Soya hull, an underutilised coproduct of soya processing, was investigated as a source of disulphide‐rich bioactive proteins. A Viscozyme L‐assisted extraction method was developed to improve the yield of extracted proteins. The extracted proteins were identified by MALDI TOF–TOF MS, and the most abundant disulphide‐rich protein among identified proteins was purified and the enzymatic properties were evaluated. The results indicated that the Viscozyme L‐assisted extraction method extracted significantly (P < 0.05) more proteins (39.01%) than did the aqueous method (4.52%). The yield of the purified aspartic proteinase nepenthesin‐1‐like [Glycine max] (GmAPN1K) (the most abundant disulphide‐rich protein) is 570 mg Kg−1. The specific activity of GmAPN1K was 62.1 U mg−1 at pH 3.0 and 37 °C. The enzyme was optimally active at pH 3.0 and 55 °C. It was stable within pH range 3.0–10.0 and up to 55 °C, respectively, and was specifically inhibited by pepstatin A.

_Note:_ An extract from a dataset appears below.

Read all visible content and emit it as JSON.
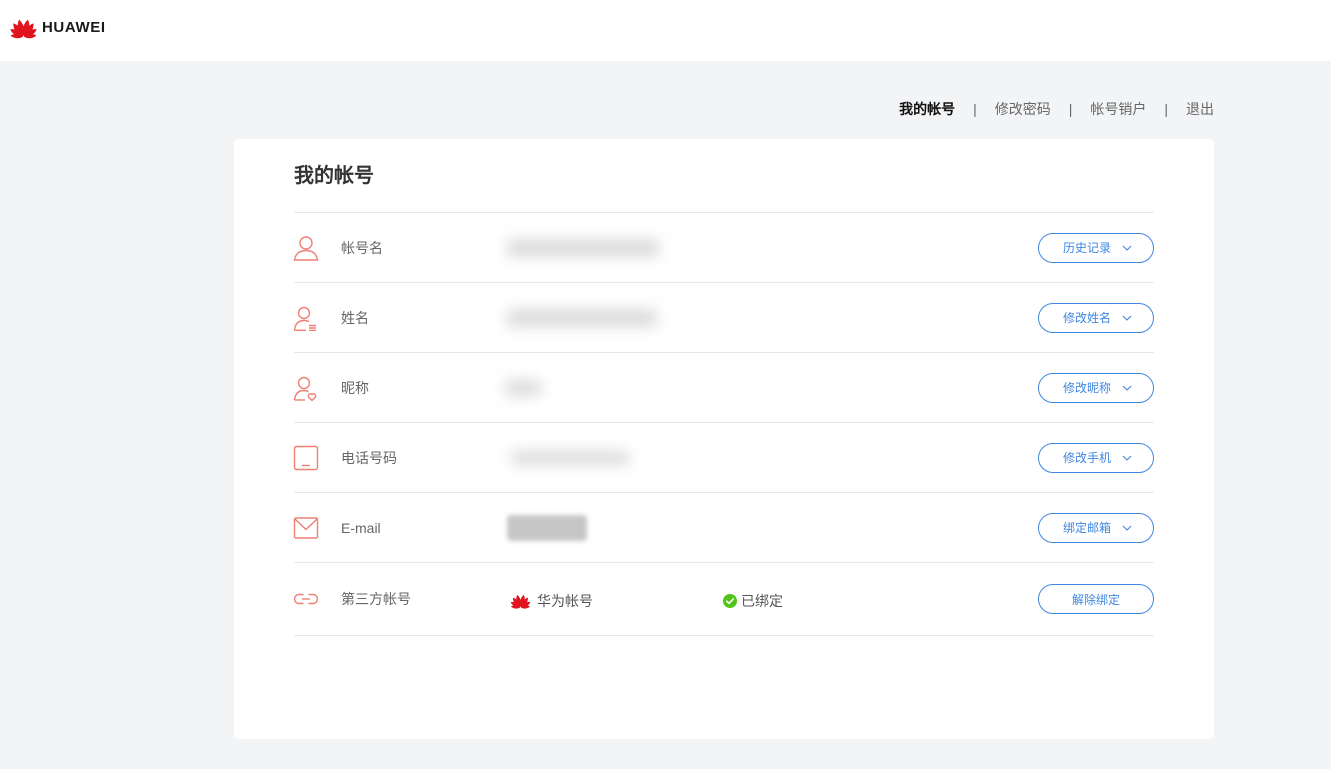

Soya hulls can be used as the source of disulphide‐rich bioactive proteins (DRBP) and the Viscozyme L‐assisted extraction could be employed as an effective strategy to isolate DRBP s from soya hulls. Moreover, GmAPN1K, a novel DRBP, which could be developed as processing aids to apply in the food industry by protein engineering.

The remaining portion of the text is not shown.